O Lord, O possessor of awe and honour, You are Sublime and Bounteous.


Sayings of Prophet Muhammad (pbuh) As narrated by Muslim:

You will not enter Paradise until you believe,

and you will not believe until you love one another,

and you will not love one another until you promote peace among you.


A Prayer from (Sr) Cheryl Camp RSM.

Oh Divine Being, Creating Spirit,

essence of peace, harmony and love,

You have made us in your own image

and gifted us with the capacity to live together as one human family,

blessed with differences that enrich our lives.

We pray for Your blessing of peace

as we commemorate those who die

when your human family fails to be those whom You wish us to be.

We place ourselves in Your hands,



From Felicity McCallum, NCCA’s First Nations Adviser

As an Awabakaleen an Indigenous Australian and Celtic, I would like to share with you from my traditions.
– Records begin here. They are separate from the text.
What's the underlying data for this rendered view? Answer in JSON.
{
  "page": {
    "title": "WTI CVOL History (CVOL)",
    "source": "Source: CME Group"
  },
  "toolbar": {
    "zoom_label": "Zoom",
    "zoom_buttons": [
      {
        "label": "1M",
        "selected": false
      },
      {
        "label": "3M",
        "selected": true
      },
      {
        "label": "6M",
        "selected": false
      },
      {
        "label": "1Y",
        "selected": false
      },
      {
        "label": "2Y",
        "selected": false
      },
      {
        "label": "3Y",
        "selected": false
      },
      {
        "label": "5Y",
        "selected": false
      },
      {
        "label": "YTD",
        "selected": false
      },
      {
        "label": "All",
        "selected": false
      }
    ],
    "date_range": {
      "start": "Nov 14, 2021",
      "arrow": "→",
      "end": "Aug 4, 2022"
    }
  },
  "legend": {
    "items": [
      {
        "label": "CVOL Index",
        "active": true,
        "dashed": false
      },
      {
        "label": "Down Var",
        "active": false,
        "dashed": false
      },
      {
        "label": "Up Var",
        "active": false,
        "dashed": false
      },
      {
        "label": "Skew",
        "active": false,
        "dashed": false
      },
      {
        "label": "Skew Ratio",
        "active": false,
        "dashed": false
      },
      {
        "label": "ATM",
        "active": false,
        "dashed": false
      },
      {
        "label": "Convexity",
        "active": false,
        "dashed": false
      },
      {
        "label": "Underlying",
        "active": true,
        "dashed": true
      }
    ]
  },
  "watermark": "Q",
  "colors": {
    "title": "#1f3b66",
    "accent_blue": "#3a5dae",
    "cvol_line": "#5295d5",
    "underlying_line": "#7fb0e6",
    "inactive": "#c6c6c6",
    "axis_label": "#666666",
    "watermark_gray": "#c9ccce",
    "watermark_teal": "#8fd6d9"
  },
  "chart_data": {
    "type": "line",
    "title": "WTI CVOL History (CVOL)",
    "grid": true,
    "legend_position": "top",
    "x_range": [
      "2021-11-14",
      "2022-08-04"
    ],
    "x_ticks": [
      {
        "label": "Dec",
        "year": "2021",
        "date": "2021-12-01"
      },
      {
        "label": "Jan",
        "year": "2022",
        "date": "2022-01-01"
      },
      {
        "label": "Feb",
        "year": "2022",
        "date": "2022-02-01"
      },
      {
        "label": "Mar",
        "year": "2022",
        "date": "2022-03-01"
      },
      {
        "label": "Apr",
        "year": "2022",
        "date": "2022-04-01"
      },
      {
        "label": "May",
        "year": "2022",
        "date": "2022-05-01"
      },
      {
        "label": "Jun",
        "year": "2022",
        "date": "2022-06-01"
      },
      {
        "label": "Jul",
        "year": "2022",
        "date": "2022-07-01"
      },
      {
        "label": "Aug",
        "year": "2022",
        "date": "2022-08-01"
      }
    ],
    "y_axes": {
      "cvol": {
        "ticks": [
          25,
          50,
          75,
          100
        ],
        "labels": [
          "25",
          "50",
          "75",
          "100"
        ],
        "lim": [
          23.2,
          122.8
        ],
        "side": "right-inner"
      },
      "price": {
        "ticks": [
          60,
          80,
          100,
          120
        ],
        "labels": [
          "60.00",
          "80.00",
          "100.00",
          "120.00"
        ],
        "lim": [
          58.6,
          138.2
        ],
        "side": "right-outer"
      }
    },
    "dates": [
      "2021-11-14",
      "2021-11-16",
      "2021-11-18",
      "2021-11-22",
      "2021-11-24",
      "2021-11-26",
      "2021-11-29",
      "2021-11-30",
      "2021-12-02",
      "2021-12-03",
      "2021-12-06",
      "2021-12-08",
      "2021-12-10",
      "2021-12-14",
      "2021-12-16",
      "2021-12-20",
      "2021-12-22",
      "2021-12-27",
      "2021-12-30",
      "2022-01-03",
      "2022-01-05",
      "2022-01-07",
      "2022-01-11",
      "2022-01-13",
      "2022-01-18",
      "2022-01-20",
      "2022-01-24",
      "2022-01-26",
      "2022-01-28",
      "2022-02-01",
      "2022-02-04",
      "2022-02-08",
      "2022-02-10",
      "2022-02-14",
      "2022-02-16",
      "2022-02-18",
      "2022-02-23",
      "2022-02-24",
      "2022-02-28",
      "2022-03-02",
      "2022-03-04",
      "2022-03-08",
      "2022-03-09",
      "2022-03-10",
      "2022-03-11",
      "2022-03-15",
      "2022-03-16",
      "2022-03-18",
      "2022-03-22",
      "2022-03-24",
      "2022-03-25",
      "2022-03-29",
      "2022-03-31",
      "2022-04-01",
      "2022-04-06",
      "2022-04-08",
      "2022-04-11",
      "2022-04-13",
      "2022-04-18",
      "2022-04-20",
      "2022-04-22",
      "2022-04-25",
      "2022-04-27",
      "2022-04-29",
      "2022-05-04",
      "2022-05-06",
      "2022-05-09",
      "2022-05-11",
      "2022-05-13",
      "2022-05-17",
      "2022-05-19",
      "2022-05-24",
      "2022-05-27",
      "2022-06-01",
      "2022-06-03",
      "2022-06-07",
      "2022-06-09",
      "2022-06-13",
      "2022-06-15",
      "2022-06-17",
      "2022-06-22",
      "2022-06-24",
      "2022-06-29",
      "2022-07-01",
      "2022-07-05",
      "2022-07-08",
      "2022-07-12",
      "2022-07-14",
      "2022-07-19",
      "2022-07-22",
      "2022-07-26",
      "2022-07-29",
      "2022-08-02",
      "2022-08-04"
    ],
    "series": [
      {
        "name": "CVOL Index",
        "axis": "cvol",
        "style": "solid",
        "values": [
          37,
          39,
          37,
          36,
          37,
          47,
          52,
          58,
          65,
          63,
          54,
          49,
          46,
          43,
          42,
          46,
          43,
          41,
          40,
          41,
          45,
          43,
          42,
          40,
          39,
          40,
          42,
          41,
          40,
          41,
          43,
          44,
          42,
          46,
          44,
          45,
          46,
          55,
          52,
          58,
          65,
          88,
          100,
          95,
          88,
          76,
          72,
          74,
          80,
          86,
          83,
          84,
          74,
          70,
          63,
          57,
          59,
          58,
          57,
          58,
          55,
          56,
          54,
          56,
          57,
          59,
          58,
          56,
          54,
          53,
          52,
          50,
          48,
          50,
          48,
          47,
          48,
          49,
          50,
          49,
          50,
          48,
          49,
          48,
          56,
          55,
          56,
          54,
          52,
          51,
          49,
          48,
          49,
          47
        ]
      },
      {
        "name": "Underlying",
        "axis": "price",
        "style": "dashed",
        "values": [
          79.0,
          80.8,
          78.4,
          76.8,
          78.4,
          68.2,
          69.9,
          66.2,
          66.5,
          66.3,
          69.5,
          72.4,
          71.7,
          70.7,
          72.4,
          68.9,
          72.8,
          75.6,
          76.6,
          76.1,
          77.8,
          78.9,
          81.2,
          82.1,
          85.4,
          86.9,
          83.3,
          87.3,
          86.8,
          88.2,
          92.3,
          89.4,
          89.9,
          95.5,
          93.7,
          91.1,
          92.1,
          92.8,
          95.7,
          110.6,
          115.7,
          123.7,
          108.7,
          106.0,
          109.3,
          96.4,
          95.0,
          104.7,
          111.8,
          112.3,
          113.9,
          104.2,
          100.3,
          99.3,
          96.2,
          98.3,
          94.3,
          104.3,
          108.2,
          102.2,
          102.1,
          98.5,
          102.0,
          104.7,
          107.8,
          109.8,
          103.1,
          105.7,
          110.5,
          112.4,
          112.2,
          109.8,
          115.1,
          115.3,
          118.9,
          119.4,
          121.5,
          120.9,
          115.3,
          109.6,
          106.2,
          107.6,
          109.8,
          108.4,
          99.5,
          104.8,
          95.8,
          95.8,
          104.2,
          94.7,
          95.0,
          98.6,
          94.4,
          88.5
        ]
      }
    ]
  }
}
First with an acknowledgement of the ancestors:

Bo wiyeaka kakillko Awabakal, kakillko Ngunnawal, ngambri and Australia

The ancestors in our Indigenous communities are the Seers, the poets, the ones who see through and like medicine their stories heal our relationships and tell us how to live in freedom, peace and vitality. 

One of my other traditions, or a tradition that has influenced my teaching vocation most strongly is the Marist one, and so I offer the following reading which speaks of mystics, just like old Ones who are the Seers, who guide us at these times such as the 20th anniversary of 9/11:

From: Water From the Rock, Marist Spirituality - Flowing in the tradition of Marcellin Champagnat, (June 2007)

The Holy Spirit will come upon you

Todays’ world deeply needs men and women who are mystics – people who are able to touch the mystery of all life, in an attitude of openness and surrender. Having experienced the love of God, they are witnesses of light among their fellow pilgrims, inspiring them to seek God.

The mystic believes that the Holy Spirit is always present and at work in the world. The Spirit gives meaning to life and our participation in the mission of God.

As mystics we perceive “the footprints of God” in all the events of life.  Through a reading of our reality in faith, we are taken beyond appearances and surface meanings, and brought into the depths of each situation…

To welcome God in this way, we need to develop an attitude of openness. With God’s help we grow into being an attentive listener to life, reflective and perceptive when reviewing the events of our life, and generous in responding to the invitations of the Spirit contained within the substance of our days.


Thank you to all of our Muslim, Jewish and Christian friends who participated in the prayer meeting.